Ces citations me permettent aujourd’hui d’engager un début d’exploration du passage progressif d’une forme d’art à une autre, à la faveur d’une convergence partielle de leur grammaire respective et à l’initiative de personnalités pionnières conscientes de toucher du doigt un langage universel surpuissant. Cet article me donne aussi l’occasion de questionner, en filigrane, la notion très relative d’inspiration.
Dissémination trans-continentale
L’histoire de la narration visuelle en continue est aussi ancienne que l’histoire de l’Art. On le (re)découvre peu à peu.
Dans la seconde moitié du 19ème siècle, en Europe puis aux États-Unis et au Japon, le développement et la démocratisation massive de formes d’expression populaires telles que l’illustration, les bandes dessinées et les films de dessins animés, développement favorisé par l’explosion de l’édition et de la presse, ont constitué à leur manière la synthèse d’un patrimoine graphique universelle façonné à travers les âges par toutes sortes d’influences, dispersées d’un continent à un autre, au gré des vents géo-politiques et commerciaux de la mondialisation des cultures.
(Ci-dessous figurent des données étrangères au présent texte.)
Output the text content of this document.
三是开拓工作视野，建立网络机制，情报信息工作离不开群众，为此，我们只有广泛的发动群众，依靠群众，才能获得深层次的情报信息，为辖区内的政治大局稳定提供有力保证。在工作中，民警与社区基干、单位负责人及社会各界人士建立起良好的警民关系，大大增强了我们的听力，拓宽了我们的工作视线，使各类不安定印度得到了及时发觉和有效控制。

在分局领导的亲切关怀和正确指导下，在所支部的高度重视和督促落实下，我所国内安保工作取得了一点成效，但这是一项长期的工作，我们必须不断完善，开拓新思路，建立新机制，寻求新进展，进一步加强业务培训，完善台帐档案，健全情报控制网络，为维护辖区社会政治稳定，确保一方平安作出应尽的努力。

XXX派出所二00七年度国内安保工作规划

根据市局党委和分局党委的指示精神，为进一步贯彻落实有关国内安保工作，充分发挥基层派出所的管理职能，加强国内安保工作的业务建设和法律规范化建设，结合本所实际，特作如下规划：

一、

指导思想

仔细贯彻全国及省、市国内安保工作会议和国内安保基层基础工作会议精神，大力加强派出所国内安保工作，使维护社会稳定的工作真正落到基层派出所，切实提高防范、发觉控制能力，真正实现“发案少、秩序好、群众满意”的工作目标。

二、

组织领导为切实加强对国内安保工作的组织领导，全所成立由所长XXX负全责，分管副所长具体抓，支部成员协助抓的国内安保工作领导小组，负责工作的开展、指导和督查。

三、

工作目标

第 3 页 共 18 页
Un processus qui a atteint son paroxysme aujourd’hui au point de nous faire oublier son antériorité et son caractère éminemment naturel.
Il faut étudier l’Histoire des échanges transcontinentaux et bien sûr l’Histoire spécifique de certains territoires pour mesurer par quels mécanismes relativement banals des éléments culturels ont pu pénétrer profondément et durablement la culture de peuples radicalement différents jusqu’à être totalement assimilés. Que ce soit à la faveur de mouvements migratoires, d’échanges commerciaux, d’épisodes colonisateurs, d’affinité pour des productions humaines, matérielles ou intellectuelles, ou à la faveur de simples coïncidences, la plupart des objets connus sont le fruits de croisements et d’inspiration plus ou moins directes, plus ou moins lointaines, favorisées par l’archivage, la collection et à la mise à disposition publique. Ce n’est donc pas un hasard, si l’explosion créative musicale et visuelle est stimulée par les riches centres urbains où sont fondés les grandes bibliothèques et les grands musées, comme la Smithsonian Institution de Washington DC, dont les collections transversales constituent l’un des principaux viviers de l’inspiration créative nord-américaine.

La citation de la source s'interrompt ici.